MILA
Sposto un braccio tra le lenzuola fredde, i rumori che avverto non generano risposte. Mi sollevo pesantemente, raccolgo dalla sedia una maglietta e sfilo davanti alla porta rimasta aperta, c'è una strana penombra che popola l'appartamento. Interrogo l'orologio e vedo che sì, è presto, ma non così presto da poter giustificare l'assenza del sole. Raggiungo la cucina, scalpito dentro un'attesa che temo non verrà comunque soddisfatta. Le scarpe di Sara sono davanti alla porta, sta ancora dormendo. Di Dominique non c'è più traccia, se n'è andato. Metto su la moca del caffè per tenermi occupata, le mani mi tremano, il nodo in gola si gonfia. Prendo l'Iphone, il display si illumina, tra le dita mi appare una foto nuova, mai vista prima. Ci sono io, addormentata, ignara di quell'incursione e poi ci sono le sue braccia a sostenermi, legarmi, farmi sua. La notifica di un messaggio lampeggia, è lui, ancora lui.
Non potevo restare.
Appoggio il mento alla mano, ho lo stomaco chiuso, non riesco a mangiare. Prendo il caffè e lo butto nel lavandino. Ogni azione mi manda altrove, più trovo segnali di condivisione, più la mia mente si ritrae. Perché non è rimasto? C'è qualcosa che non riesco a capire, qualcosa che mi sfugge in continuazione. Torno in camera, mi lavo in fretta e provo a truccarmi ma le mani mancano ogni contatto, fatico a coordinare gesti, azioni. Ripenso alla notte passata, al suo corpo che si sfama, che pretende, alla mia volontà che cede tutto e il fiato mi manca, l'aria si fa liquida. Vado alla finestra, guardo fuori, piove. Apro l'armadio e afferro un paio di pantaloni neri, li scrollo come se volessi allontanare un fantasma. Li indosso, ma un attimo dopo li deposito nuovamente sul letto. Mi siedo. Non so neppure io cosa voglio. Alzo gli occhi, mi osservo dentro lo specchio e realizzo che tutta questa finzione mi ha stancata. Non voglio essere messa da parte, non voglio termini, condizioni, neppure regole. Io non posso sparire, io continuo ad esserci anche se gli altri fingono di non vedere.
Tutti cercavano la bambina, tutti urlavano il suo nome. Tutti pensavano che quella scatola fosse vuota, ma dentro c'ero io, il mio nome, il mio cuore. Non potevo essere messa da parte allora e non accetto di finire in un angolo adesso.
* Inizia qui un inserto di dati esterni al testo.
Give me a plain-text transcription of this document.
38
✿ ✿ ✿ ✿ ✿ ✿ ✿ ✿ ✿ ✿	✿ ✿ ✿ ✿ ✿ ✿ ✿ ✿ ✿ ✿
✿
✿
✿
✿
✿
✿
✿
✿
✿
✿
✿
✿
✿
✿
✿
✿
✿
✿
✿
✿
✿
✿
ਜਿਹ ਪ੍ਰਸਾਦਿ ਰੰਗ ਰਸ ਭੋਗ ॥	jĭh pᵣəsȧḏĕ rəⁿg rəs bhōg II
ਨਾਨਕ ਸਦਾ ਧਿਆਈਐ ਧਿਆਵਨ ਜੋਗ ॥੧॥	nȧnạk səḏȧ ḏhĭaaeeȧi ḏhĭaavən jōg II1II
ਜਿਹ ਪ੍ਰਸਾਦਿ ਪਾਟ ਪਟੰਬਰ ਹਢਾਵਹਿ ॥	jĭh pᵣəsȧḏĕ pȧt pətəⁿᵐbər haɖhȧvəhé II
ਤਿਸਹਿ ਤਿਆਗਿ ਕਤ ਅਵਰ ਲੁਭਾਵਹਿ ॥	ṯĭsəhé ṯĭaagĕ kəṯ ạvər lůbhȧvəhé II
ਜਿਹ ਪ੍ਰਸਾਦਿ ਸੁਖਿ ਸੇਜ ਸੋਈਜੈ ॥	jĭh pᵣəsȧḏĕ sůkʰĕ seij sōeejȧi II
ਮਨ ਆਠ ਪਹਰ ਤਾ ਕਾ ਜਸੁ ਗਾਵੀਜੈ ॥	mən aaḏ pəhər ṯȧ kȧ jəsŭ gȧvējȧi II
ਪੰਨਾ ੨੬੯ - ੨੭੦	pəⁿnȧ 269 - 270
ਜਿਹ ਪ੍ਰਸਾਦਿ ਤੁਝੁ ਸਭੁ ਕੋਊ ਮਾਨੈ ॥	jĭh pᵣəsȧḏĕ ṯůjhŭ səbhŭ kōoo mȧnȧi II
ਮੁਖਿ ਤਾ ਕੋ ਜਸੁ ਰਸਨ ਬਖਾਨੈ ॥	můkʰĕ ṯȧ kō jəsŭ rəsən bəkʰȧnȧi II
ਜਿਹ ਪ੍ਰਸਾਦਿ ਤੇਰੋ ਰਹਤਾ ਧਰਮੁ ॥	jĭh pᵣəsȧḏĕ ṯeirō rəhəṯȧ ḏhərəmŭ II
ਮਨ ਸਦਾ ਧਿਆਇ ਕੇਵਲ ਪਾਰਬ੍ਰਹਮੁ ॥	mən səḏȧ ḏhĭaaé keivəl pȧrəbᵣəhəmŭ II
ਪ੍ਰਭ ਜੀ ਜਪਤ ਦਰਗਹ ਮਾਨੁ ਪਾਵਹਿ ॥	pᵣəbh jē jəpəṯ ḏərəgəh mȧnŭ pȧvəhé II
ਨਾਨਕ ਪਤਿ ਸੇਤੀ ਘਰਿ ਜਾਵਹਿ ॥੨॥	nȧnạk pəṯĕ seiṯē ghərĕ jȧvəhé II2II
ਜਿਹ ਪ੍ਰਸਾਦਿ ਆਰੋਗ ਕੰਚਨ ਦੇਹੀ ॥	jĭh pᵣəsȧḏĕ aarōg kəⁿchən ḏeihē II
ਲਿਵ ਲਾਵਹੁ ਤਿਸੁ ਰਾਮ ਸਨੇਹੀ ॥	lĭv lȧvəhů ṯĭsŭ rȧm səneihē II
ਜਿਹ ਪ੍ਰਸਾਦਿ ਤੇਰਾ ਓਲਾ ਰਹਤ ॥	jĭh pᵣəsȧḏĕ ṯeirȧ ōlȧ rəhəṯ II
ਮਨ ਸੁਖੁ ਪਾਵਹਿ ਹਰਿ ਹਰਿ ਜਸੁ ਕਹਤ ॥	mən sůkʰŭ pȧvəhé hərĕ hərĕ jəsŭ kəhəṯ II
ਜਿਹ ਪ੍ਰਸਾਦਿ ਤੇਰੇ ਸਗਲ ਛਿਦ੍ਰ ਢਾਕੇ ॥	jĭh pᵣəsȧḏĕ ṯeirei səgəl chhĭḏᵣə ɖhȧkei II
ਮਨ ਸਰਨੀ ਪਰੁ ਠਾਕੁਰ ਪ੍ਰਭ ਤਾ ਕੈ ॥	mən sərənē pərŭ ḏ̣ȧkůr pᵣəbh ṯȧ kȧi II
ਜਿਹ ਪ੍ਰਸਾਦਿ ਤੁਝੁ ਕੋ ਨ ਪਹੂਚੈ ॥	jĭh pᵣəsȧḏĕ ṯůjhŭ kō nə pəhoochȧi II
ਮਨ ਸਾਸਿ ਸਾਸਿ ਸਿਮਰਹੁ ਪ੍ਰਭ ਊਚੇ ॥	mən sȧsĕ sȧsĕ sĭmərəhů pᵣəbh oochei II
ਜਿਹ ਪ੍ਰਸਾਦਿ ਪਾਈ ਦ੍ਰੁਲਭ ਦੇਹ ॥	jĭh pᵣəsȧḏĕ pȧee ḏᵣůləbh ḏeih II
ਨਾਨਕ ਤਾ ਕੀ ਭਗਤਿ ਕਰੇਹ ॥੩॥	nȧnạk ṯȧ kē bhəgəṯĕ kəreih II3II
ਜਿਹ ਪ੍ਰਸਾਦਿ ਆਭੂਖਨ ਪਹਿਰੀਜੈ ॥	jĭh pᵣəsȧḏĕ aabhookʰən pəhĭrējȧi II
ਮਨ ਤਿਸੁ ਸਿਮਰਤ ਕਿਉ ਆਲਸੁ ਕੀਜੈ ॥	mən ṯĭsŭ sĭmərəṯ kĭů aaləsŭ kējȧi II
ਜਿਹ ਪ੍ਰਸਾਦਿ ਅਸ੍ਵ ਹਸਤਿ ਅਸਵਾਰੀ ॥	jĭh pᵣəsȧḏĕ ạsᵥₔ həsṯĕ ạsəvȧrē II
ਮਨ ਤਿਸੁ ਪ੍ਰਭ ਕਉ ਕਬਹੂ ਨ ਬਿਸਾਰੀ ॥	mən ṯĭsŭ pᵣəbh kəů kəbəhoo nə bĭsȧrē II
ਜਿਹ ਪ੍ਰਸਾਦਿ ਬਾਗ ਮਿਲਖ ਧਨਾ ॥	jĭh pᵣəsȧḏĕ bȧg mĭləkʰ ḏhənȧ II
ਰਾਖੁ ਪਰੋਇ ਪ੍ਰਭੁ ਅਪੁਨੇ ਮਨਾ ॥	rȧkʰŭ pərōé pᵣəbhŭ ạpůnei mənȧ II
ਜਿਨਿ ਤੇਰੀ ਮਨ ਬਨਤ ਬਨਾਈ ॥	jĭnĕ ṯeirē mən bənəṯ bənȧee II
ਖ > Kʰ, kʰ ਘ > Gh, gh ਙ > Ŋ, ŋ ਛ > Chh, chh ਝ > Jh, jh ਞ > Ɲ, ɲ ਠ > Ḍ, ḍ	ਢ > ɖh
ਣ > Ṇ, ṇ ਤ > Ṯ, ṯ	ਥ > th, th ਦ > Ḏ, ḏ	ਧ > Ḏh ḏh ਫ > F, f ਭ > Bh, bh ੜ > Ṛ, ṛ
Mi fisso i palmi delle mani, le linee che come fiumi in piena trasportano il sudore. Vorrei poterci leggere un futuro e invece è solo il passato che torna, solo una storia andata che si ripropone e sembra non risolversi mai. Torno verso l'armadio e pesco a caso un paio di pantaloni verdi e una camicia nera. Mi infilo le scarpe ed esco. Cerco l'ombrello ma non lo trovo, allora chiamo un taxi.
Non ho intenzione di perdere altro tempo rincorrendo insicurezze. Oltre il finestrino la luce si perde, il cielo è scuro, il giorno si è ribaltato. La strada è sommersa dall'acqua. Aspetto seduta, appoggiata al finestrino che mi protegge da un temporale, quello fuori, perché dentro ormai non trovo riparo. Passo un dito sul vetro, disegno una riga, la traccia netta di un confine. Non posso annegare ora. Più tardi, forse. Domani, magari.
In pochi minuti sono sotto l'albergo, scendo in fretta e attraverso la strada, i capelli si bagnano, la pioggia sulla pelle sembra fatta di spilli. Chiamo l'ascensore, cerco il badge nella borsetta e inizio a salire. La luce che illumina gli specchi mi cade addosso come una cascata di gelo. Sembro avvolta dalla brina, il mio cuore non scalda a sufficienza per cacciare via il freddo. Chi ho creduto di essere in tutti questi anni? Un'illusa che non riesce a fare i conti con quello che nasconde? Il mio segreto spinge per uscire, ma nessuno sembra badarci, io per prima fingo di non vederlo.
Le porte si aprono, il tavolino è apparecchiato per due. Lo sento parlare in camera, ride, non è solo e questo pensiero mi fa sbandare. Possibile che tutto questo stia accadendo veramente? Possibile che si sia preso tutto il mio mondo per poi scappare senza nessuna premura nei miei confronti? Possibile che io non posso bastare a nessuno? Questo pensiero mi strazia, le lacrime salgono fino agli occhi, scivolano oltre le ciglia, con una mano le spingo via dentro l'umidità dei capelli. Mi ero illusa fosse così, mi ero costruita in testa un mondo, l'ennesimo mondo finto, irreale. La rabbia preme sulle mani, mi avvento sulla porta e la apro con l'impeto di un corpo che non sa darsi tregua, che cerca una rivincita, un'assoluzione qualsiasi.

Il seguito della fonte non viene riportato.